Accepting girl gamers and treating them simply as fellow gamers rather than a strange alienate, over-sexual and exotic group would assist in shed the negative connotation surrounding gendered superiority across many levels of gaming. It would also go so far as to validate current statistics of the 45/55 percent gender divide in modern casual gaming today.


An idealistic man’s world?

A ‘gamer’ is stereotypically illustrated as a male with the ‘typical’ traits; full-fledged geeky personality, possibly overweight, possibly pale and possibly single. Although this is not the case. According to ESA as of 2013, 55% of video gamers in total are male, and 45% are female.

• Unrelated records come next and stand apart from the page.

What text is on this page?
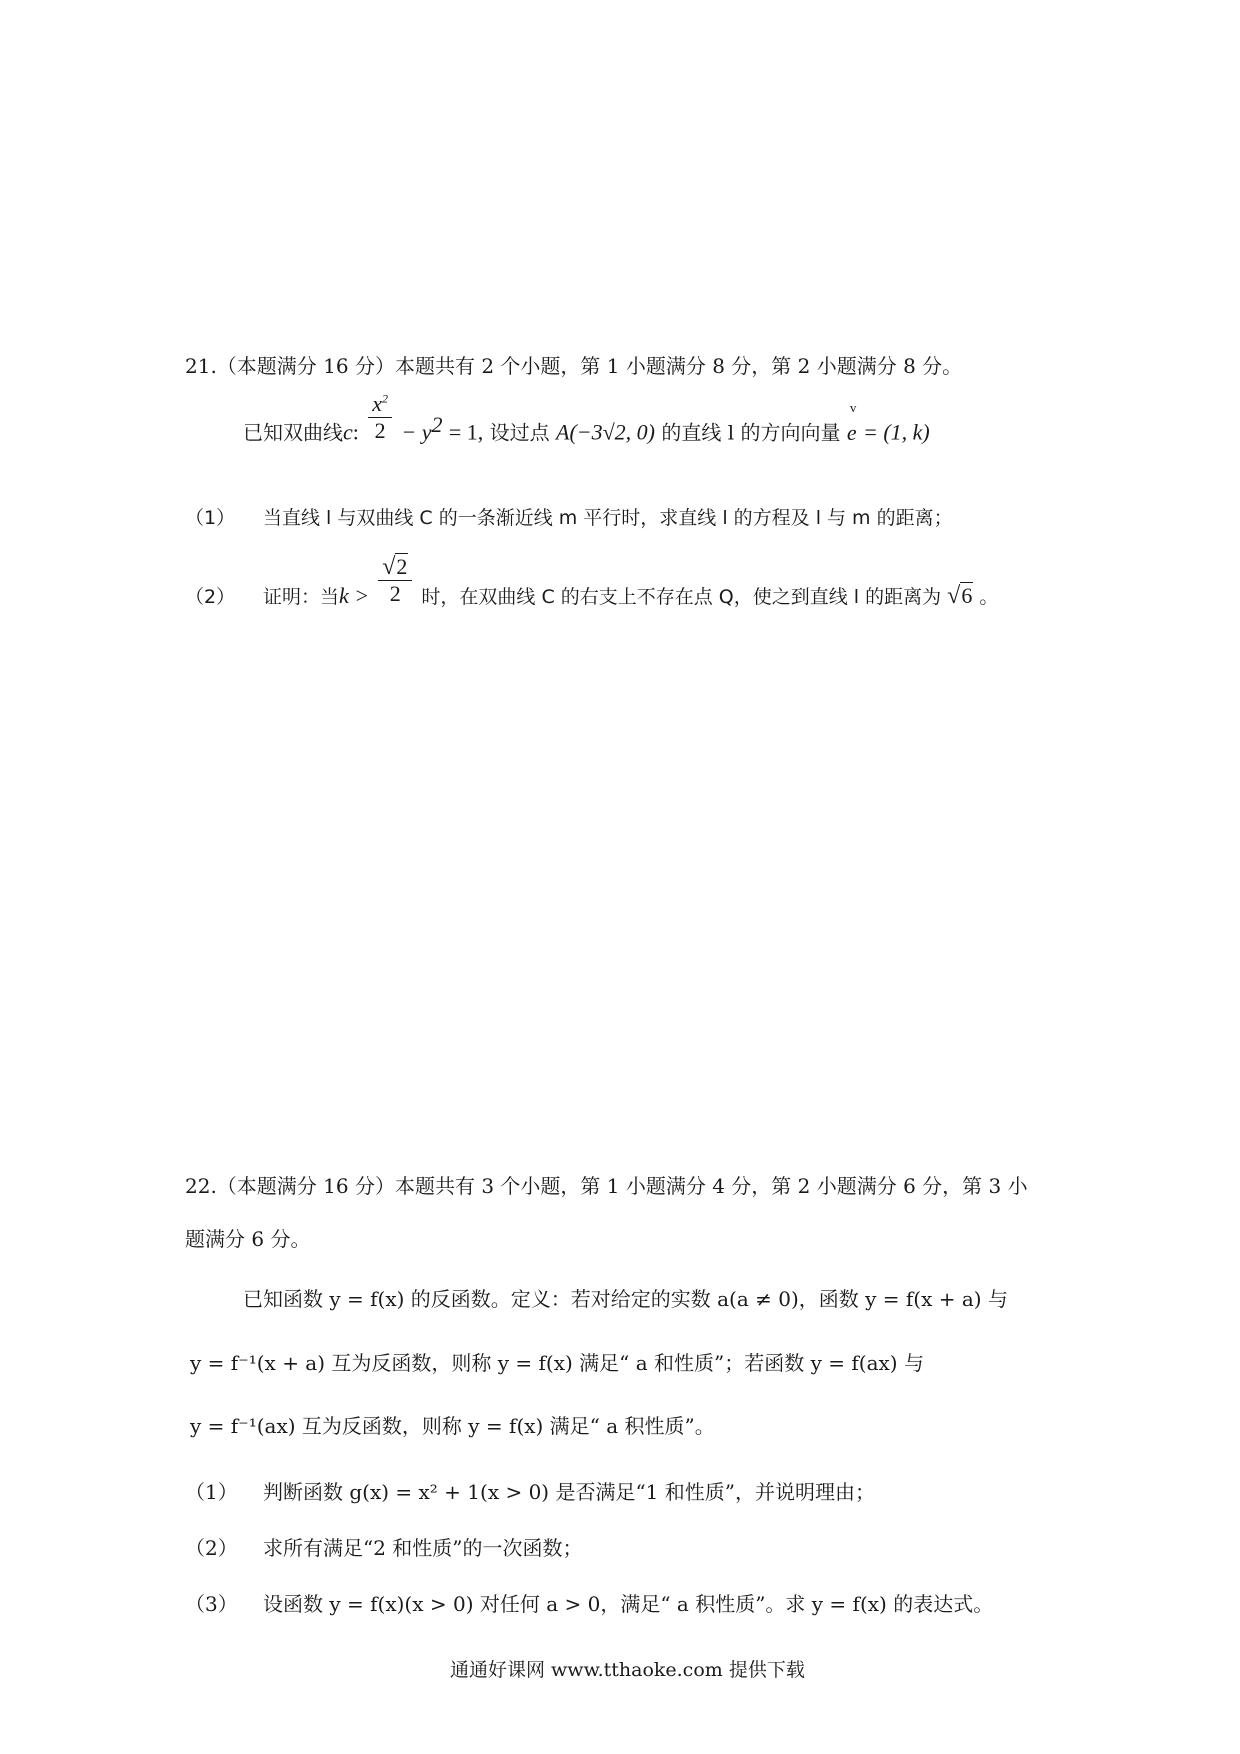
21.（本题满分 16 分）本题共有 2 个小题，第 1 小题满分 8 分，第 2 小题满分 8 分。
已知双曲线c: $\frac{x^2}{2} - y^2 = 1$, 设过点 A(−3√2, 0) 的直线 l 的方向向量
v
e = (1, k)
（1） 当直线 l 与双曲线 C 的一条渐近线 m 平行时，求直线 l 的方程及 l 与 m 的距离；
（2） 证明：当$k > \frac{√2}{2}$ 时，在双曲线 C 的右支上不存在点 Q，使之到直线 l 的距离为 √6 。
22.（本题满分 16 分）本题共有 3 个小题，第 1 小题满分 4 分，第 2 小题满分 6 分，第 3 小
题满分 6 分。
已知函数 y = f(x) 的反函数。定义：若对给定的实数 a(a ≠ 0)，函数 y = f(x + a) 与
y = f⁻¹(x + a) 互为反函数，则称 y = f(x) 满足“ a 和性质”；若函数 y = f(ax) 与
y = f⁻¹(ax) 互为反函数，则称 y = f(x) 满足“ a 积性质”。
（1） 判断函数 g(x) = x² + 1(x > 0) 是否满足“1 和性质”，并说明理由；
（2） 求所有满足“2 和性质”的一次函数；
（3） 设函数 y = f(x)(x > 0) 对任何 a > 0，满足“ a 积性质”。求 y = f(x) 的表达式。
通通好课网 www.tthaoke.com 提供下载
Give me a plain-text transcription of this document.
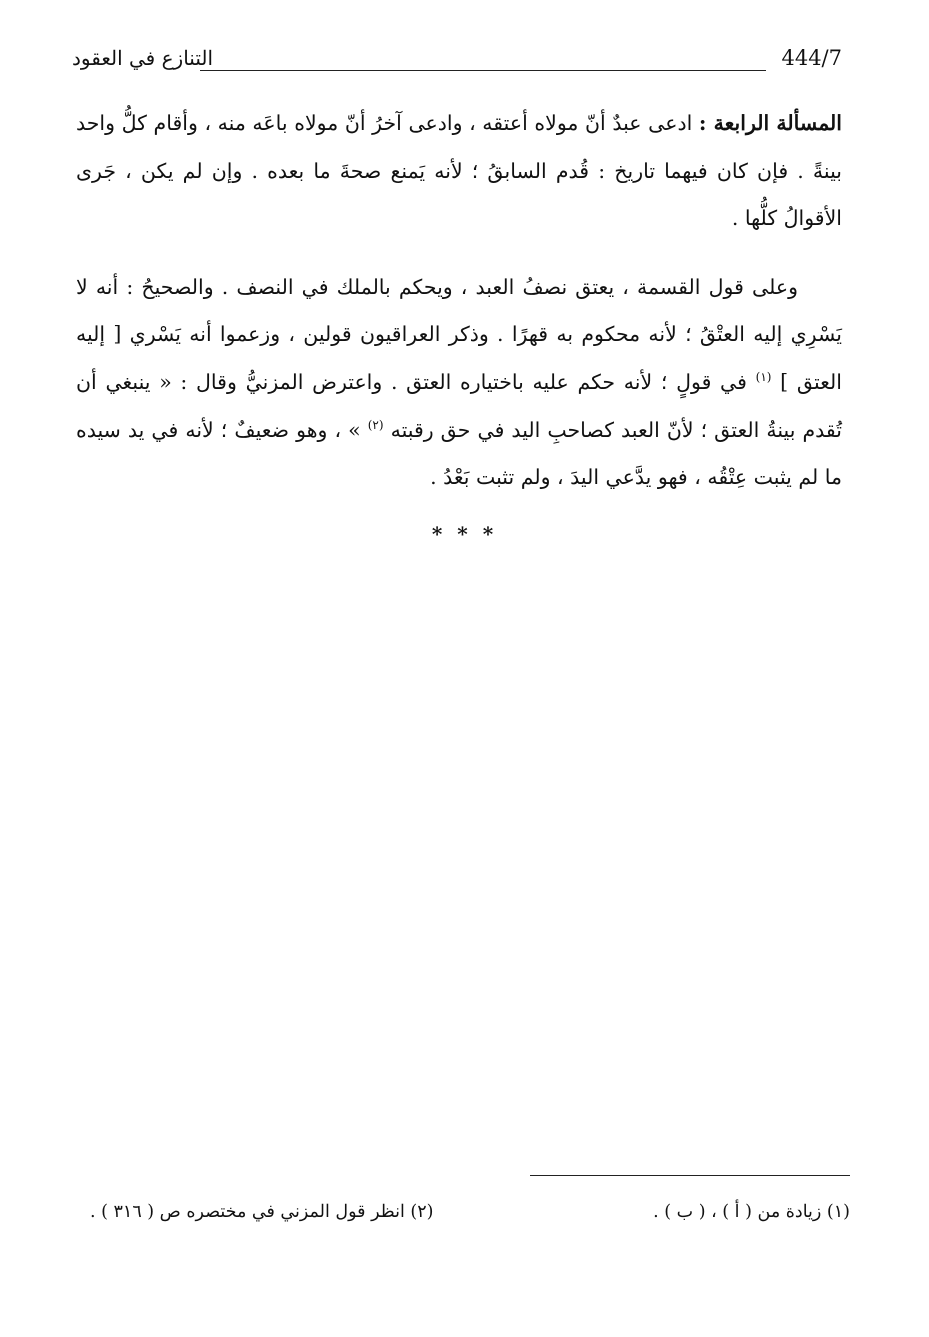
التنازع في العقود	444/7

المسألة الرابعة : ادعى عبدٌ أنّ مولاه أعتقه ، وادعى آخرُ أنّ مولاه باعَه منه ، وأقام كلُّ واحد بينةً . فإن كان فيهما تاريخ : قُدم السابقُ ؛ لأنه يَمنع صحةَ ما بعده . وإن لم يكن ، جَرى الأقوالُ كلُّها .

وعلى قول القسمة ، يعتق نصفُ العبد ، ويحكم بالملك في النصف . والصحيحُ : أنه لا يَسْرِي إليه العتْقُ ؛ لأنه محكوم به قهرًا . وذكر العراقيون قولين ، وزعموا أنه يَسْري [ إليه العتق ] $^{(١)}$ في قولٍ ؛ لأنه حكم عليه باختياره العتق . واعترض المزنيُّ وقال : « ينبغي أن تُقدم بينةُ العتق ؛ لأنّ العبد كصاحبِ اليد في حق رقبته $^{(٢)}$ » ، وهو ضعيفٌ ؛ لأنه في يد سيده ما لم يثبت عِتْقُه ، فهو يدَّعي اليدَ ، ولم تثبت بَعْدُ .

* * *
(١) زيادة من ( أ ) ، ( ب ) .
(٢) انظر قول المزني في مختصره ص ( ٣١٦ ) .
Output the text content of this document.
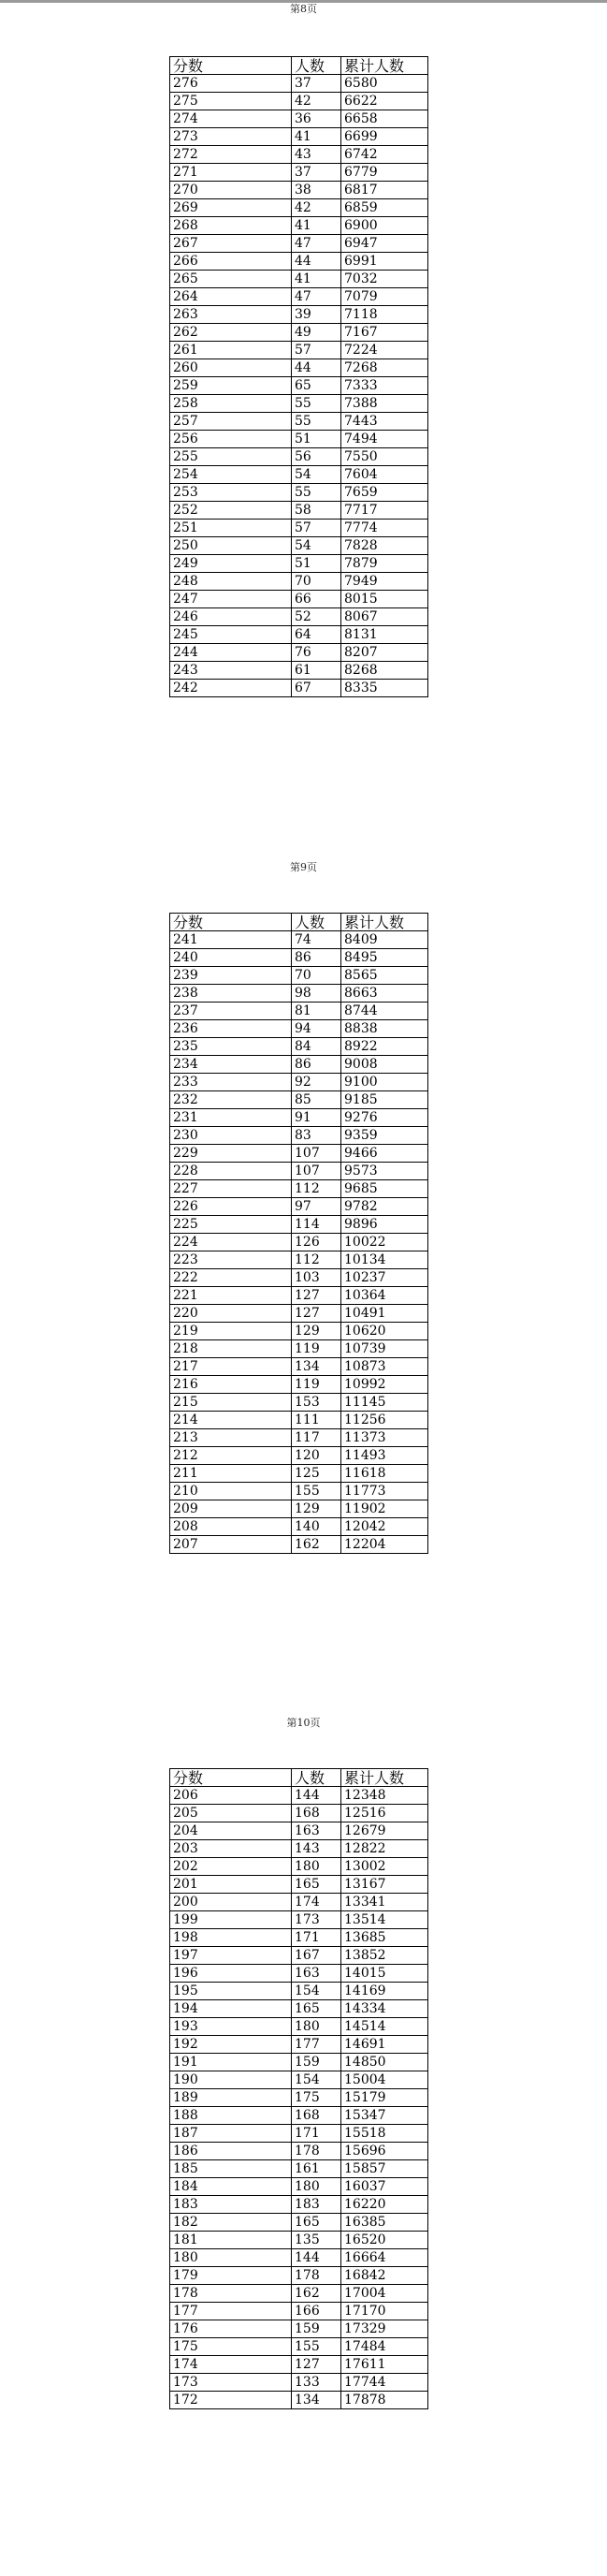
第8页
分数	人数	累计人数
276	37	6580
275	42	6622
274	36	6658
273	41	6699
272	43	6742
271	37	6779
270	38	6817
269	42	6859
268	41	6900
267	47	6947
266	44	6991
265	41	7032
264	47	7079
263	39	7118
262	49	7167
261	57	7224
260	44	7268
259	65	7333
258	55	7388
257	55	7443
256	51	7494
255	56	7550
254	54	7604
253	55	7659
252	58	7717
251	57	7774
250	54	7828
249	51	7879
248	70	7949
247	66	8015
246	52	8067
245	64	8131
244	76	8207
243	61	8268
242	67	8335
第9页
分数	人数	累计人数
241	74	8409
240	86	8495
239	70	8565
238	98	8663
237	81	8744
236	94	8838
235	84	8922
234	86	9008
233	92	9100
232	85	9185
231	91	9276
230	83	9359
229	107	9466
228	107	9573
227	112	9685
226	97	9782
225	114	9896
224	126	10022
223	112	10134
222	103	10237
221	127	10364
220	127	10491
219	129	10620
218	119	10739
217	134	10873
216	119	10992
215	153	11145
214	111	11256
213	117	11373
212	120	11493
211	125	11618
210	155	11773
209	129	11902
208	140	12042
207	162	12204
第10页
分数	人数	累计人数
206	144	12348
205	168	12516
204	163	12679
203	143	12822
202	180	13002
201	165	13167
200	174	13341
199	173	13514
198	171	13685
197	167	13852
196	163	14015
195	154	14169
194	165	14334
193	180	14514
192	177	14691
191	159	14850
190	154	15004
189	175	15179
188	168	15347
187	171	15518
186	178	15696
185	161	15857
184	180	16037
183	183	16220
182	165	16385
181	135	16520
180	144	16664
179	178	16842
178	162	17004
177	166	17170
176	159	17329
175	155	17484
174	127	17611
173	133	17744
172	134	17878
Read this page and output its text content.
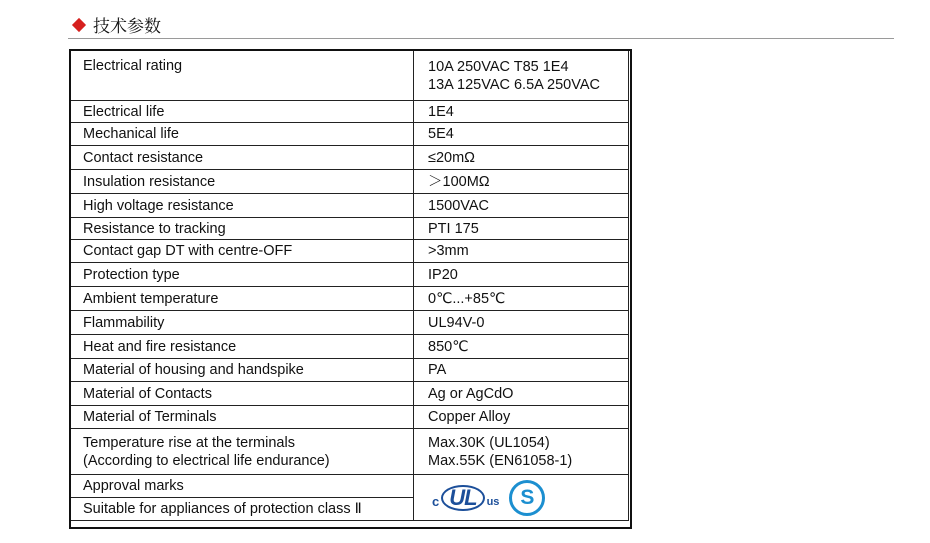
技术参数
Electrical rating	10A 250VAC T85 1E4
13A 125VAC 6.5A 250VAC

Electrical life	1E4
Mechanical life	5E4
Contact resistance	≤20mΩ
Insulation resistance	＞100MΩ
High voltage resistance	1500VAC
Resistance to tracking	PTI 175
Contact gap DT with centre-OFF	>3mm
Protection type	IP20
Ambient temperature	0℃...+85℃
Flammability	UL94V-0
Heat and fire resistance	850℃
Material of housing and handspike	PA
Material of Contacts	Ag or AgCdO
Material of Terminals	Copper Alloy

Temperature rise at the terminals
(According to electrical life endurance)	Max.30K (UL1054)
Max.55K (EN61058-1)

Approval marks	c UL us S

Suitable for appliances of protection class Ⅱ	
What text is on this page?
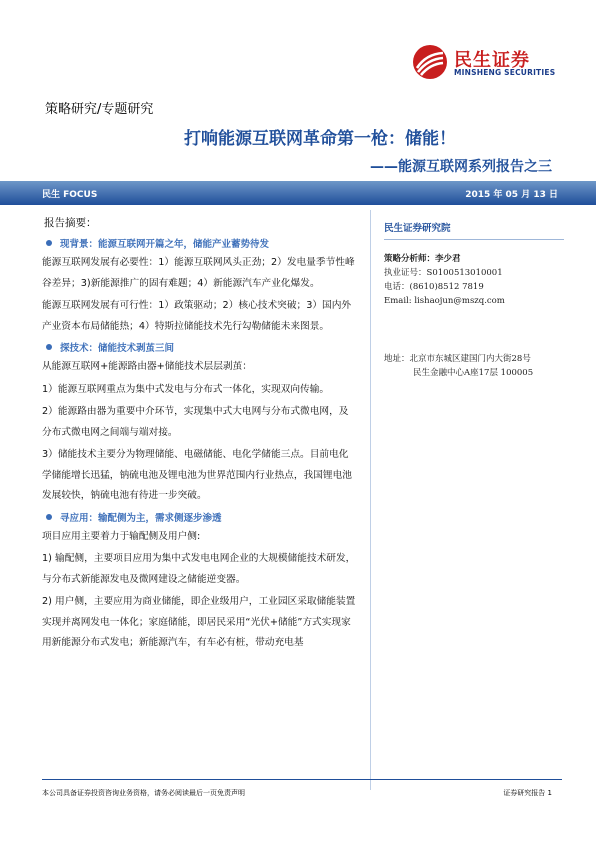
民生证券
MINSHENG SECURITIES
策略研究/专题研究
打响能源互联网革命第一枪：储能！
——能源互联网系列报告之三
民生 FOCUS	2015 年 05 月 13 日
报告摘要：
现背景：能源互联网开篇之年，储能产业蓄势待发

能源互联网发展有必要性：1）能源互联网风头正劲；2）发电量季节性峰谷差异；3)新能源推广的固有难题；4）新能源汽车产业化爆发。

能源互联网发展有可行性：1）政策驱动；2）核心技术突破；3）国内外产业资本布局储能热；4）特斯拉储能技术先行勾勒储能未来图景。

探技术：储能技术剥茧三间

从能源互联网+能源路由器+储能技术层层剥茧：

1）能源互联网重点为集中式发电与分布式一体化，实现双向传输。

2）能源路由器为重要中介环节，实现集中式大电网与分布式微电网，及分布式微电网之间端与端对接。

3）储能技术主要分为物理储能、电磁储能、电化学储能三点。目前电化学储能增长迅猛，钠硫电池及锂电池为世界范围内行业热点，我国锂电池发展较快，钠硫电池有待进一步突破。

寻应用：输配侧为主，需求侧逐步渗透

项目应用主要着力于输配侧及用户侧:

1) 输配侧，主要项目应用为集中式发电电网企业的大规模储能技术研发，与分布式新能源发电及微网建设之储能逆变器。

2) 用户侧，主要应用为商业储能，即企业级用户，工业园区采取储能装置实现并离网发电一体化；家庭储能，即居民采用“光伏+储能”方式实现家用新能源分布式发电；新能源汽车，有车必有桩，带动充电基

民生证券研究院
策略分析师：李少君
执业证号：S0100513010001
电话：(8610)8512 7819
Email: lishaojun@mszq.com
地址：北京市东城区建国门内大街28号
民生金融中心A座17层 100005
本公司具备证券投资咨询业务资格，请务必阅读最后一页免责声明	证券研究报告 1
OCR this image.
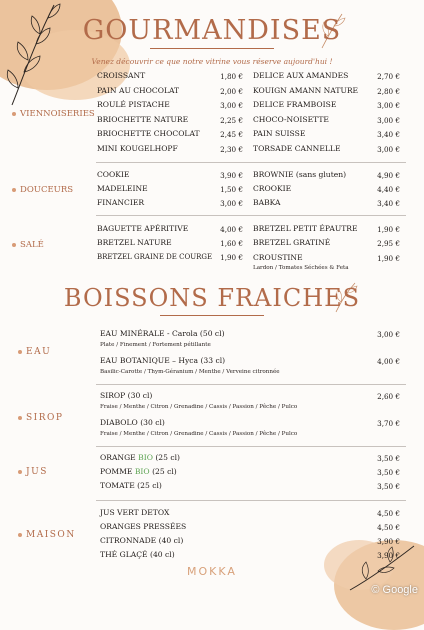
GOURMANDISES
Venez découvrir ce que notre vitrine vous réserve aujourd'hui !
VIENNOISERIES
CROISSANT	1,80 €
PAIN AU CHOCOLAT	2,00 €
ROULÉ PISTACHE	3,00 €
BRIOCHETTE NATURE	2,25 €
BRIOCHETTE CHOCOLAT	2,45 €
MINI KOUGELHOPF	2,30 €
DELICE AUX AMANDES	2,70 €
KOUIGN AMANN NATURE	2,80 €
DELICE FRAMBOISE	3,00 €
CHOCO-NOISETTE	3,00 €
PAIN SUISSE	3,40 €
TORSADE CANNELLE	3,00 €
DOUCEURS
COOKIE	3,90 €
MADELEINE	1,50 €
FINANCIER	3,00 €
BROWNIE (sans gluten)	4,90 €
CROOKIE	4,40 €
BABKA	3,40 €
SALÉ
BAGUETTE APÉRITIVE	4,00 €
BRETZEL NATURE	1,60 €
BRETZEL GRAINE DE COURGE	1,90 €
BRETZEL PETIT ÉPAUTRE	1,90 €
BRETZEL GRATINÉ	2,95 €
CROUSTINE	1,90 €
Lardon / Tomates Séchées & Feta
BOISSONS FRAICHES
EAU
EAU MINÉRALE - Carola (50 cl)	3,00 €
Plate / Finement / Fortement pétillante
EAU BOTANIQUE – Hyca (33 cl)	4,00 €
Basilic-Carotte / Thym-Géranium / Menthe / Verveine citronnée
SIROP
SIROP (30 cl)	2,60 €
Fraise / Menthe / Citron / Grenadine / Cassis / Passion / Pêche / Pulco
DIABOLO (30 cl)	3,70 €
Fraise / Menthe / Citron / Grenadine / Cassis / Passion / Pêche / Pulco
JUS
ORANGE BIO (25 cl)	3,50 €
POMME BIO (25 cl)	3,50 €
TOMATE (25 cl)	3,50 €
MAISON
JUS VERT DETOX	4,50 €
ORANGES PRESSÉES	4,50 €
CITRONNADE (40 cl)	3,90 €
THÉ GLAÇÉ (40 cl)	3,90 €
MOKKA
© Google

Despite the surprisingly balanced gender divide, sadly this is unsuccessfully portrayed within video games themselves. Unfortunately, females are notably poorly represented inside the game – both by appearance and the role they are desirably assigned in the narrative by the creators.

It is to no surprise that is a recycled concept – even Mario’s Princess Peach was the victim and ultimately Damsel in Distress. She is high feminised, being named ‘princess’ implying she is high-maintenance and self-important, yet nothing without a man to save her. She wears a pink dress and is completed with big bright blue eyes and long blonde hair.

With the gap closing between male and female, it is shocking to see how the games world seems to be rather male oriented. The main character characteristically being a man who is intelligent, brave, muscly, adventurous and most-likely seals the deal with attractiveness. It is an idealistic man’s world regardless of the blatant factual figures that almost half of the players are female!

Alternatively, Lara Croft who was created in 1996 features as a clash of female representational praise, meanwhile remaining problematic. She is the heroic warrior protagonist with intelligence, fearlessness and of course a tiny waist and big bust size. Lara Croft could be seen as either a “role model for young independent girls or the embodiment of a male adolescent fantasy” commented a staff member from ‘PlayStation Magazine’. Fittingly, Lara Croft is due for a redesign or ‘makeover’.

In this promotional clip titled ‘#Reborn’ Lara Croft, male, female and a variety of nationalities and races are widely displayed with the quote “There is a survivor in all of us”. Croft is depicted very similarly to those of male characters, with a dramatic reduction of attention focused on her sex and sexuality – she has or is becoming a female character that can be easily relatable and hopefully the bridge between the sexist divide of characters in video games.

Let’s hope it’s onwards and upwards from here for representational equality for all.